Il Movimento Cinquestelle è nato sul web e deve la sua fortuna all’utilizzo della rete come veicolo di informazioni, propaganda politica (o meglio, antipolitica) e creazione di community online territoriali (i tuttora presenti meetup). L’utilizzo del blog di Beppe Grillo, i siti di contro-informazione e le pagine sui social network dei maggiori esponenti sono stati, fino a poco tempo fa, il segreto del successo del Movimento. Il messaggio è chiaro fin dal lontano 2007: “Via tutti! Distruggiamo tutto ciò che c’è e che c’è stato. Per la ricostruzione… c’è tempo”.

L’approccio politico e comunicativo che da sempre contraddistingue i Cinquestelle ha funzionato molto bene durante la fase di costruzione del Movimento, quando l’azione politica si concentrava al di fuori del Parlamento e si scagliava contro chi sedeva all’interno dei Palazzi. Risultava facile, in questo modo, intercettare il malumore sempre crescente verso la classe politica.

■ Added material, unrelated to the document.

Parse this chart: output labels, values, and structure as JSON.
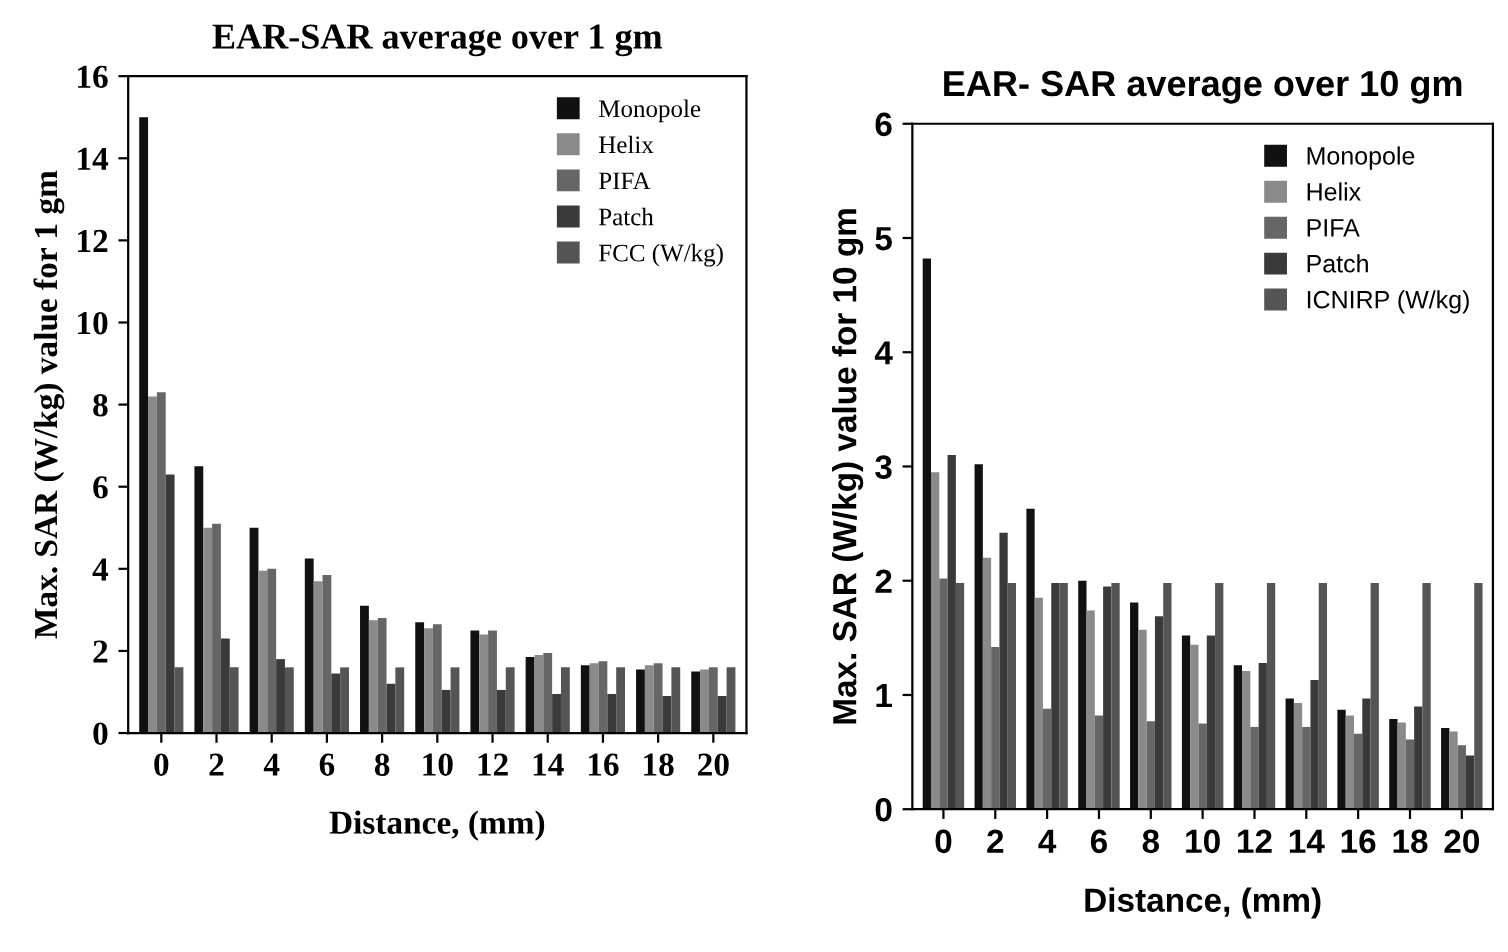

Per la verità questo tipo di comunicazione è risultato efficace anche nei primi 2 anni in cui il Movimento di Beppe Grillo si è seduto tra gli scranni del Parlamento. Questo, principalmente, per 2 motivi:

1) l’azione politica del Movimento Cinquestelle, all’interno delle aule parlamentari, è rimasta pressoché identica a quella intrapresa fuori dai Palazzi. Un enorme errore politico, ma una strategia comunicativa ancora efficace in quanto attivisti e simpatizzanti ci sono cresciuti con questo tipo di comunicazione ed è ciò che, dagli inizi, li ha gasati;

2) non ci sono stati temi di grande rilevanza a causa dei quali i gruppi parlamentari si sono divisi. C’è sempre stato un triste e laconico “No” su tutto.

Nelle ultime settimane sono però accaduti due fatti che hanno cambiato gli equilibri del consenso del Movimento sul web. E non solo. La vicenda di Quarto prima (dove il Movimento ha di fatto perso la credibilità in materia di verginità penale in politica) e il doppio ripensamento sul ddl Cirinnà poi (dove ha preferito tentare di affossare il governo Renzi al posto di legiferare in favore dei diritti dei cittadini) hanno scatenato le ire di iscritti, militanti, simpatizzanti e utenti del web.

Se sul blog di Beppe Grillo le critiche sono state tutto sommato contenute, così non è avvenuto sui social network. La maggioranza degli utenti web, letteralmente furibonda, ha riempito di commenti negativi i post dei maggiori esponenti del Movimento. Gli hashtag #Quaterloo e #dietrofrontM5S, lanciati dallo staff del Partito democratico, sono stati utilizzati da migliaia di persone e sono entrati in pochi minuti nei TT di Twitter. I post su Facebook  di attacco al M5S sono aumentati esponenzialmente e le risposte di chi doveva dare spiegazioni in merito ai vari punti di scontro non sono risultate convincenti.

È di sabato, infine, l’iniziativa “#5stelleArcobaleno” lanciata dai movimenti lgbt per promuovere le unioni civili e per denunciare quello che, fino ad ora, il M5S non ha fatto. Un vero e proprio assalto “arcobaleno” sulla pagina Facebook del Movimento per chiedere ai parlamentari grillini di non far prevalere la tattica politica ai diritti delle persone.

Assistiamo per la prima volta al fenomeno del web che da arma infallibile per il consenso si trasforma in un boomerang dalle potenzialità distruttive. La comunicazione è fondamentale, siamo tutti d’accordo, ma senza un’azione politica efficace risulta insufficiente. I sondaggi di queste ultime settimane, del resto, lo confermano.